Dealers Can Hide Some Damage Repairs to New Cars
New car sales are on the rise. This upswing in the market follows several years of flat or declining sales.
If you are considering a new car purchase, you should know about an Arizona law that gives you limited protection against a dealer practice that is more common than you might have thought.
New cars generally must be shipped great distances from the manufacturing plant to a dealer location. In some cases, these journeys include ocean voyages. Custom equipped railroad cars and trucks can be loaded with automobiles stacked at angles.
Unlike other reasonably fragile consumer products, such as televisions, refrigerators or lamps, new cars are not surrounded by packing material to prevent accident damage in transit.

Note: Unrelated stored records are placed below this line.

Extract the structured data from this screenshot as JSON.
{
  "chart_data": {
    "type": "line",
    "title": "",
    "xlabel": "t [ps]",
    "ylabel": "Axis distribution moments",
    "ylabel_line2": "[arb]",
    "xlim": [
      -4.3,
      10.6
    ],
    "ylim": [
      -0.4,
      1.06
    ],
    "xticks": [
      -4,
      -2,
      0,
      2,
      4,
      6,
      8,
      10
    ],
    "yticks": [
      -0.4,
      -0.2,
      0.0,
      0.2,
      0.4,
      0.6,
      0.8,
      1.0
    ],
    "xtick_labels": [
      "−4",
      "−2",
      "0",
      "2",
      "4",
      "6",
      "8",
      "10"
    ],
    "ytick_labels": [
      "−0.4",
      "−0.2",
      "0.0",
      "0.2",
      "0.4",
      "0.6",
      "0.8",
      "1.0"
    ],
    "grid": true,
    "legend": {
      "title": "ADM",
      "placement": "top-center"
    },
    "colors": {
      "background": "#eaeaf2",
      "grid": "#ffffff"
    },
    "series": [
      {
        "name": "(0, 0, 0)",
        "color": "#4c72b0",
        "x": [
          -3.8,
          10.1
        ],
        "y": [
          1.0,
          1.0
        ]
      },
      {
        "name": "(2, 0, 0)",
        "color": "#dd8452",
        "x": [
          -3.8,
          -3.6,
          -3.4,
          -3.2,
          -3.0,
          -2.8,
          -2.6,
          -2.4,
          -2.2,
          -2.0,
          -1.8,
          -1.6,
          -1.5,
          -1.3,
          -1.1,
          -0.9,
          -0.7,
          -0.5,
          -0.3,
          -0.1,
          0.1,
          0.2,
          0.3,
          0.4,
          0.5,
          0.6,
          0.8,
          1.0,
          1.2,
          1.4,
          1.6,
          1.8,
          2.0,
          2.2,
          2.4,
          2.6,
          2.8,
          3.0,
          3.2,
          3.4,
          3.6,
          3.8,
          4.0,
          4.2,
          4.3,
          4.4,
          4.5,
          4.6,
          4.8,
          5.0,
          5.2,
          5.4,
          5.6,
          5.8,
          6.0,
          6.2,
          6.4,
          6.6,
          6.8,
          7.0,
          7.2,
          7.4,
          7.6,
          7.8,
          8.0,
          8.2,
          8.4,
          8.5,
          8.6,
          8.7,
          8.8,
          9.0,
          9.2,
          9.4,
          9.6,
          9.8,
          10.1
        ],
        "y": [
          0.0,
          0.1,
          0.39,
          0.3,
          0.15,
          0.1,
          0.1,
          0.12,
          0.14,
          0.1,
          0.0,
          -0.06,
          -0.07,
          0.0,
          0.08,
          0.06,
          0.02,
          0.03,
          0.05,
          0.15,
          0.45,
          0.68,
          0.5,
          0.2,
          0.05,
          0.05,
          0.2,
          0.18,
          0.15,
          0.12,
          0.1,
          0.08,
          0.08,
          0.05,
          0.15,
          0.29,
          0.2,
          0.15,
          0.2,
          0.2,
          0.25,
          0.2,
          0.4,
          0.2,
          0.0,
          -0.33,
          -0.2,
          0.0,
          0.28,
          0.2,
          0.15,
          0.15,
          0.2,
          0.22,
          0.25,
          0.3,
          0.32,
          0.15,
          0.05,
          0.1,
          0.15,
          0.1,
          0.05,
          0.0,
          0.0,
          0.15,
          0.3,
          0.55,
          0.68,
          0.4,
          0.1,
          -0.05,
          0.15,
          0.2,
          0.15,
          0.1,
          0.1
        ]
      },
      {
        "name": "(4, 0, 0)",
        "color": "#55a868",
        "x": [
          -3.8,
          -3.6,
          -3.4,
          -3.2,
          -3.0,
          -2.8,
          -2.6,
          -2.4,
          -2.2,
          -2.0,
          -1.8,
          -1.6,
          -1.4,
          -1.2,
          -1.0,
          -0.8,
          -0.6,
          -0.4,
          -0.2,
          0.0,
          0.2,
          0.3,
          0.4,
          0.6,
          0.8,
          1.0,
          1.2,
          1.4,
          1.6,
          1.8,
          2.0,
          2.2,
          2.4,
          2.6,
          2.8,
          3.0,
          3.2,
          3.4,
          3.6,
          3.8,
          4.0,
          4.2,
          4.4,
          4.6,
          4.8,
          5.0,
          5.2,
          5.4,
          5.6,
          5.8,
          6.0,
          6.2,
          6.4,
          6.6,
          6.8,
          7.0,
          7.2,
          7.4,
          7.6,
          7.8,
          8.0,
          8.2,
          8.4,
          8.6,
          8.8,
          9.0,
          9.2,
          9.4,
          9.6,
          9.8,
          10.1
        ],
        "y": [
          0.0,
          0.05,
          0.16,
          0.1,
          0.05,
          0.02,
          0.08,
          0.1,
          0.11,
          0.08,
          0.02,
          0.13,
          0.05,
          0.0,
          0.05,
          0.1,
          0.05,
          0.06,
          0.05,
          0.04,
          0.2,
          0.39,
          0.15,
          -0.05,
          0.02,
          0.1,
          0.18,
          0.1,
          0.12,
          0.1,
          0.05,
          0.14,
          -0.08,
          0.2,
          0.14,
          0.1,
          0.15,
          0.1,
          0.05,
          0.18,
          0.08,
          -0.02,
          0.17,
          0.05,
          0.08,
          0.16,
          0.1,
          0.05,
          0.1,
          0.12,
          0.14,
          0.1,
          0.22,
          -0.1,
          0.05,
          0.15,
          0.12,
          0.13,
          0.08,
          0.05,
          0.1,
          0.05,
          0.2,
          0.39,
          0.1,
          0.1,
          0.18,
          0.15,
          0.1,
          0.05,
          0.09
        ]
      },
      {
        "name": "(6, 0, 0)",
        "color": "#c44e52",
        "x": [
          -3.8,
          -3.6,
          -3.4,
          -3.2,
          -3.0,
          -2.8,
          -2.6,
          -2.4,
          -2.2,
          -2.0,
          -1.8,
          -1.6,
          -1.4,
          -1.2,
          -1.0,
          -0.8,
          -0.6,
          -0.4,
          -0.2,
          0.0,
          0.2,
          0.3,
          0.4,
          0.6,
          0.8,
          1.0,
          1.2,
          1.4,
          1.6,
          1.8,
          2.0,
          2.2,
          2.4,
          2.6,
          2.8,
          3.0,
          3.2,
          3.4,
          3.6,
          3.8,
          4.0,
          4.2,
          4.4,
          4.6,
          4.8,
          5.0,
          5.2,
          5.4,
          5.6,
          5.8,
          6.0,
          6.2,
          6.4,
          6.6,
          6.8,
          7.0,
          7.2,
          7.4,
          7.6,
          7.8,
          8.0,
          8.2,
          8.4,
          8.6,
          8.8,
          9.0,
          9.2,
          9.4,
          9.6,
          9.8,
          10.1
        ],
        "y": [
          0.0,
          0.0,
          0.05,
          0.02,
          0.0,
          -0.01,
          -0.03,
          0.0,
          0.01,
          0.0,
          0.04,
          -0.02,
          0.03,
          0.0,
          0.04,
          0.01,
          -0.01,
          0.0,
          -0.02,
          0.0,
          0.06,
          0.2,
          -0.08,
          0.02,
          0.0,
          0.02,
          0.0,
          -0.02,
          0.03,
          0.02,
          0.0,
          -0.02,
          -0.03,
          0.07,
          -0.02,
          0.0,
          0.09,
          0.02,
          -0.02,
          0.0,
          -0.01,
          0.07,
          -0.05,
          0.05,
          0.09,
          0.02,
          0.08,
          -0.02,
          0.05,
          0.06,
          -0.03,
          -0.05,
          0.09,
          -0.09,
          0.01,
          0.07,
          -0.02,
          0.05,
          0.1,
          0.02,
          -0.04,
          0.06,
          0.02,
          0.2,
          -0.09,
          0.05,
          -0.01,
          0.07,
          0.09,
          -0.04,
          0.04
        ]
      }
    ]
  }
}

Because of these methods, some cars are damaged by accident during shipment to the dealer. Others are damaged while on the dealer’s lot. It is not uncommon for dealers to repair accident damage on a new car and conceal this fact from prospective buyers. To a degree, this practice is legal in Arizona.
If the cost of repair does not exceed 3 percent of the manufacturer’s suggested retail price of the car, Arizona law does not require the dealer to inform a buyer of the damage or the steps taken to correct it. The law requires that repair costs be measured by the warranty rate for labor and parts.
For example, if repair costs on a $30,000 automobile do not exceed $900, no disclosure is required. Furthermore, dealers are not required to tell buyers about any damage to glass, tires or bumpers if these parts were replaced with comparable equipment.
More severe damage to a new car must be disclosed in writing. A dealer’s failure to do so gives the buyer a right to sue for damages.
Justice of the Peace Courts and their Small Claims Divisions can be used for this purpose. Although a lawyer is not required, you should consult one if the dealer will not informally resolve the matter to your satisfaction.